SAN FRANCISCO — The data evangelists’ mission is half complete.
Every modern company wants to use its data to cut costs, increase revenues, and save time. But the hard part remains: helping companies do exactly that.
In a panel at VentureBeat’s DataBeat conference this afternoon, executives from four data startups — Ayasdi, Clearstory, Databricks, and Interana — agreed that their customers have the right gut instincts on how to use data to benefit their companies. But the right insight doesn’t always equate to valuable findings.
Unsurprisingly, they had lots of different ideas on how to best bridge that gap.
To find relevant data, Clearstory CEO Sharmila Mulligan thinks it’s essential to tie together data from multiple sources — separate business divisions and actual storage locations — into a single environment. This tends to show important contrasts and comparisons that may otherwise remain hidden, she argued.

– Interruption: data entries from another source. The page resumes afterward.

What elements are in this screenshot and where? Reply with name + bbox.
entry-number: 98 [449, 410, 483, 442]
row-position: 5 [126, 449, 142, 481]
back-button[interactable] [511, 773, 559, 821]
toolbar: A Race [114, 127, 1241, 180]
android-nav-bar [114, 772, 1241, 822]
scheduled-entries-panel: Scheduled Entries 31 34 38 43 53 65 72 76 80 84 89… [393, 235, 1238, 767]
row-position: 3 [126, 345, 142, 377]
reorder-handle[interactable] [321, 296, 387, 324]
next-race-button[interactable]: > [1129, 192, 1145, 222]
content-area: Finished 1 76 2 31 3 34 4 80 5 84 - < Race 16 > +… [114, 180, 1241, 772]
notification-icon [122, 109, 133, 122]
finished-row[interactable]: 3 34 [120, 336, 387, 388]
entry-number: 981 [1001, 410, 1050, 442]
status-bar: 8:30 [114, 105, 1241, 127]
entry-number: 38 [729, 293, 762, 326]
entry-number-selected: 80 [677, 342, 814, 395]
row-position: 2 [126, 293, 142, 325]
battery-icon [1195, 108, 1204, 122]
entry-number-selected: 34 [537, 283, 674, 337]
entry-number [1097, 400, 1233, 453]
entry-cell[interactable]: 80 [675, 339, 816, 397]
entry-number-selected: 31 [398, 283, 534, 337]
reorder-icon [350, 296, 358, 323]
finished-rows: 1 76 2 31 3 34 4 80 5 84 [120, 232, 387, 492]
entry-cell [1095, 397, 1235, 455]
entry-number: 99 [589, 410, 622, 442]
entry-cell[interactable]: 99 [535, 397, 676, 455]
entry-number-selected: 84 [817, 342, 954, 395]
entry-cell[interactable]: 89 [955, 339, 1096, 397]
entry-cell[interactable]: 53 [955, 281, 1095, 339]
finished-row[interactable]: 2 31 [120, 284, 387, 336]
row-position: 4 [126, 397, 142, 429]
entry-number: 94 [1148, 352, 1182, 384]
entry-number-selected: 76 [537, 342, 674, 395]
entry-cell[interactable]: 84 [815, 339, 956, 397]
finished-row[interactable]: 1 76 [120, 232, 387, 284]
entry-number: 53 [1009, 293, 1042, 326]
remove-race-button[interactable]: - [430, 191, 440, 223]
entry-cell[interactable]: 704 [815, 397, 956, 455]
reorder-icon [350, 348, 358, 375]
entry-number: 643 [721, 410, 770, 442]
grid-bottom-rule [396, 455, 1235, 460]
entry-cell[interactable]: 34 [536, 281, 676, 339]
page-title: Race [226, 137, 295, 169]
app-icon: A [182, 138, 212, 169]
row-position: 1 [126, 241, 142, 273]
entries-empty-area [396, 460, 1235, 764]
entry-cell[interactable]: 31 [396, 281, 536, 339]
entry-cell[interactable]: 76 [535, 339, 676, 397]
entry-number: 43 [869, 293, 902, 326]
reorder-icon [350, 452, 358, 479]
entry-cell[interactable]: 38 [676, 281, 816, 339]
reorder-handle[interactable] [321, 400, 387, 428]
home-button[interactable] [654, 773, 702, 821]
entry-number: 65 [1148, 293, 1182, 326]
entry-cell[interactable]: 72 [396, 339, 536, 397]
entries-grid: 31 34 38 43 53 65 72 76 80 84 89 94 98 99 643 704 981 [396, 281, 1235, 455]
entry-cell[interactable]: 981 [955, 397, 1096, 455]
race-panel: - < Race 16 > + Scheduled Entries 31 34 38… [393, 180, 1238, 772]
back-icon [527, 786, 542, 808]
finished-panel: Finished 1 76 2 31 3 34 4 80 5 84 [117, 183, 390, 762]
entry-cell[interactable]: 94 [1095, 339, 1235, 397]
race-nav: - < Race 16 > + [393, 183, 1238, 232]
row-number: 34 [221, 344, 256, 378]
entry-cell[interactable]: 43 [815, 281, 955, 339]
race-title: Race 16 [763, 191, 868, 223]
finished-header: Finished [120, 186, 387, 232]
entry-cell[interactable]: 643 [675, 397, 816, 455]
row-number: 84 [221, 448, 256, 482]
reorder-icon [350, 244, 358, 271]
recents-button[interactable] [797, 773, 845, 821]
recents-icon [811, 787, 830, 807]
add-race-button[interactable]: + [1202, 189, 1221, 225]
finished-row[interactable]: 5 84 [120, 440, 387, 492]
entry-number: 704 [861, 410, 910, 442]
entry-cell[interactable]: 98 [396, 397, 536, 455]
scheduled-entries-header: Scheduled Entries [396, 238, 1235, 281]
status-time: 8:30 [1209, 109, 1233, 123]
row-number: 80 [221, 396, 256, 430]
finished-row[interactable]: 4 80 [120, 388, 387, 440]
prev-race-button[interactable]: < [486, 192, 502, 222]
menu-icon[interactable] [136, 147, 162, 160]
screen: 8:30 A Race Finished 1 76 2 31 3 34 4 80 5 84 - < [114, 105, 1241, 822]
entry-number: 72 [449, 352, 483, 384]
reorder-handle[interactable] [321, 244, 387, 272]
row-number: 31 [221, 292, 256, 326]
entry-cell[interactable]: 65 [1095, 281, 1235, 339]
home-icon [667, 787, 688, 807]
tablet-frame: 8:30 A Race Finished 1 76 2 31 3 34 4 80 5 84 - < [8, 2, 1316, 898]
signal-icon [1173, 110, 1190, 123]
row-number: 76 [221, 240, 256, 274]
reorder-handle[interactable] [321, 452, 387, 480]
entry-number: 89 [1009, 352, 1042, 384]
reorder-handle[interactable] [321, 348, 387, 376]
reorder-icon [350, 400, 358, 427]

As those data sources grow, Ayasdi cofounder Gunnar Carlsson stressed the importance of a flexible environment for data. If there’s a representation that accepts all data types and produces something you can easily interact with, solutions often materialize in front of your eyes — even if you’re not aware of an initial problem.
To illuminate his example, Carlsson highlighted Ayasdi’s work with a large hospital system. Ayasdi analyzed the hospitals treatment patterns — timed lists of various interventions doctors and nurses perform for patients — and discovered a lot of inconsistencies in the way they treated patients with the same conditions. Ayasdi built a clear representation for its customer, which began to reconcile those differences across their various locations — and saw major cost reductions.
But there’s some onus on the companies to make sure they’re well staffed with domain experts, said Databricks CEO Ion Stoica. These folks, ideally people familiar with data practices, will be able to not only understand a company’s issues but also what data is relevant to finding a solution.
Yet that doesn’t require a complex approach, stressed Joe Adler, Interana’s director of product management. It’s rare that companies need to open up the toolkit and advanced statistical methods to realize significant gains from their data, he said.
“We have a tendency to complicate these things, but asking simple questions about data, going through that initial summary, [and] watching data over time gives you so much insight, so much ability to run a business better,” Adler said.